There is no reason why the United States cannot have a national (not federal) equivalent of the French "bac" developed within six months by the nation's governors. If such an exam cannot be developed within six months, then perhaps we really have wasted a lot of time over the last 30 years. Algebra in New Hampshire is not different from algebra in California. Reading skills and reading-level assessments should be the same in each state. Grammar doesn't vary across state borders, and gravity tends to work the same way everywhere. The governors are well-positioned to lead a national discussion about what our high school graduates should know and be able to do -- and then devise a test that measures the success of our young people in mastering what they need to know to be successful. The National Governors Association is already doing excellent work in this area -- but it has to move faster.

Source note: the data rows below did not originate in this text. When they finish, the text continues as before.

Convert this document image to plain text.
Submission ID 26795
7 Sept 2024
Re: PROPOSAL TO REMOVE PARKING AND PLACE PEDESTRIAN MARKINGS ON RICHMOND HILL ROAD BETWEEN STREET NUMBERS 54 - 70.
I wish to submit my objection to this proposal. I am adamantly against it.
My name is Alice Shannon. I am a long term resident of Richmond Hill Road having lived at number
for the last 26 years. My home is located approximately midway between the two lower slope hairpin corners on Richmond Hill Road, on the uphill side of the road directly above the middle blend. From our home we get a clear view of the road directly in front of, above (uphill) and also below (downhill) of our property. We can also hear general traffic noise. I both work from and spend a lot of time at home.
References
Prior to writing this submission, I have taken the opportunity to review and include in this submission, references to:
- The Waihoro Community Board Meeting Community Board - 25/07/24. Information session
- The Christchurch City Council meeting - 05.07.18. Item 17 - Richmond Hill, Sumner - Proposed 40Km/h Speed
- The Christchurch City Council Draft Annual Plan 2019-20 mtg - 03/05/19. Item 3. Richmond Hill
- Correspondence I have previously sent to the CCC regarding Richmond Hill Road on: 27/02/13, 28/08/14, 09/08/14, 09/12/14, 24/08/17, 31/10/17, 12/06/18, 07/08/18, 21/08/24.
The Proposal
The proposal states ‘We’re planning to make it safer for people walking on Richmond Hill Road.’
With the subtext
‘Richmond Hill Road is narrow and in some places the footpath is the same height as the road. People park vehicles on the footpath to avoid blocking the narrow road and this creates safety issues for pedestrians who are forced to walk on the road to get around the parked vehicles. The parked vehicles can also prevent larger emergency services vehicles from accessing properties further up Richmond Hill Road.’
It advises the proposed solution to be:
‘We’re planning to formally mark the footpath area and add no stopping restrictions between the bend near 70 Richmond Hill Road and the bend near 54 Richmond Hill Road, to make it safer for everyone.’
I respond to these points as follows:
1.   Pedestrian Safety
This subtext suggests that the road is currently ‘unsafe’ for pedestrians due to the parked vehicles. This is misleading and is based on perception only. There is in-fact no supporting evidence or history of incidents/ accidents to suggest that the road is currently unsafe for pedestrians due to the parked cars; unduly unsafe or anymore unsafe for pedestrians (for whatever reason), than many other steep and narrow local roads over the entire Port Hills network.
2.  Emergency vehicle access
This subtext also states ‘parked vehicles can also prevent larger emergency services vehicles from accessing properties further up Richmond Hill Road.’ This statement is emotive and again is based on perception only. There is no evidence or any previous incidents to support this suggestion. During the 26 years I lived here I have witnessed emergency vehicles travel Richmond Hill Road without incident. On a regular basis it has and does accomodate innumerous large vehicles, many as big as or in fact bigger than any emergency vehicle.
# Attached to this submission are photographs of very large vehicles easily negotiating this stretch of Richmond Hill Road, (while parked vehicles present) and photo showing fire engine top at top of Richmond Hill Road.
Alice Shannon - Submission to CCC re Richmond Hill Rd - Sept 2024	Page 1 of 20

We really aren't serious as a nation when it comes to education. We talk a good game, but the results are, in all honesty, pathetic given the resources we've squandered. We need a more tough-minded and focused approach that identifies, nurtures, and rewards success. Our education system, to be taken seriously, must be one where there are consequences -- for success and for failure. And we need to approach our education investment as we approach infrastructure or industrial policy. The goal is to foster success in ways that will enhance both our economy and our democracy.

Our competitors understand what's at stake, and they are outperforming us. Many of those Asian nations surveyed in the PISA study have made enormous strides in just a decade or less. They are hungry to compete and to win. It's time for the United States to move beyond rhetoric and embrace rigor.